Tropical Africa and the Political Economy of Climate Change Mitigation

Authors: Abe Goldman*, University of Florida
Topics: Africa, Cultural and Political Ecology, Human-Environment Geography
Keywords: Climate change policy, Africa, energy use, agriculture
Session Type: Paper
Day: 4/13/2018
Start / End Time: 8:00 AM / 9:40 AM
Room: Grand Ballroom D, Sheraton, 5th Floor

Tropical Africa (TA) – i.e., sub-Saharan Africa excluding South Africa – is the world region that has been least responsible for but that has also benefited least from the use of fossil fuels and other activities responsible for anthropogenic climate change. Most African countries joined the Paris Climate Accord, but their miniscule use of fossil fuels and related activities meant that their contributions to global mitigation have focused on land use activities in agriculture, forestry, etc. that are presumed to play a significant role in global climate change. However, few if any of the mitigation measures incorporated into their “national contributions” would be either locally practical or globally meaningful, particularly given: (a) current and impending land use and livelihood needs in TA; and (b) the scale of continuing fossil fuel and land use trajectories by China, India, and other major actors.

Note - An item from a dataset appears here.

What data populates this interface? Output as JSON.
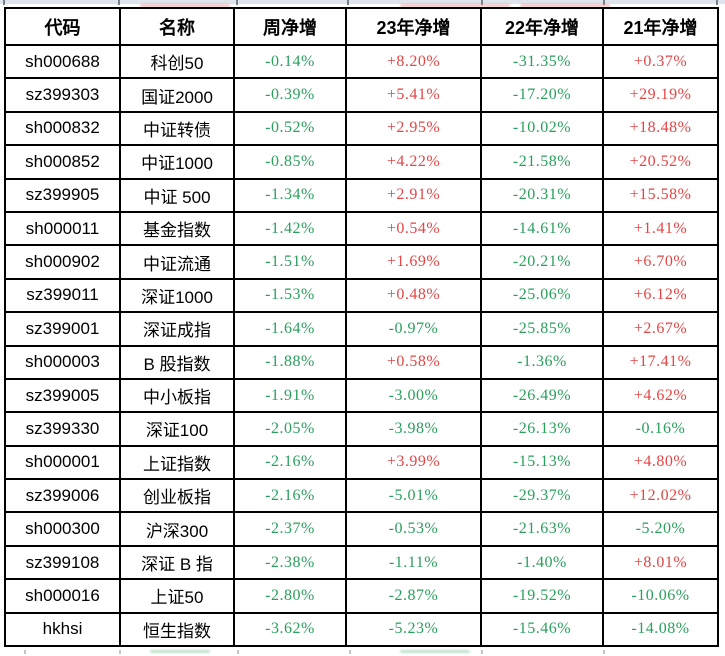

Moreover, the key adaptations that TA will need to cope with the greater frequency and intensity of climatic extremes together with rapidly growing food, energy, and other needs over the next 30 years will necessarily generate increased greenhouse gas emissions. Critical needs for adaptation will include substantial growth in agricultural production, as well as major increases in transport capacity and the scale and distribution of electricity and other energy sources. Based both on local field research and macro analysis, this paper argues that neither Tropical Africa’s key needs nor its promised mitigation contributions represent equity for TA in the global political economy of climate change policy.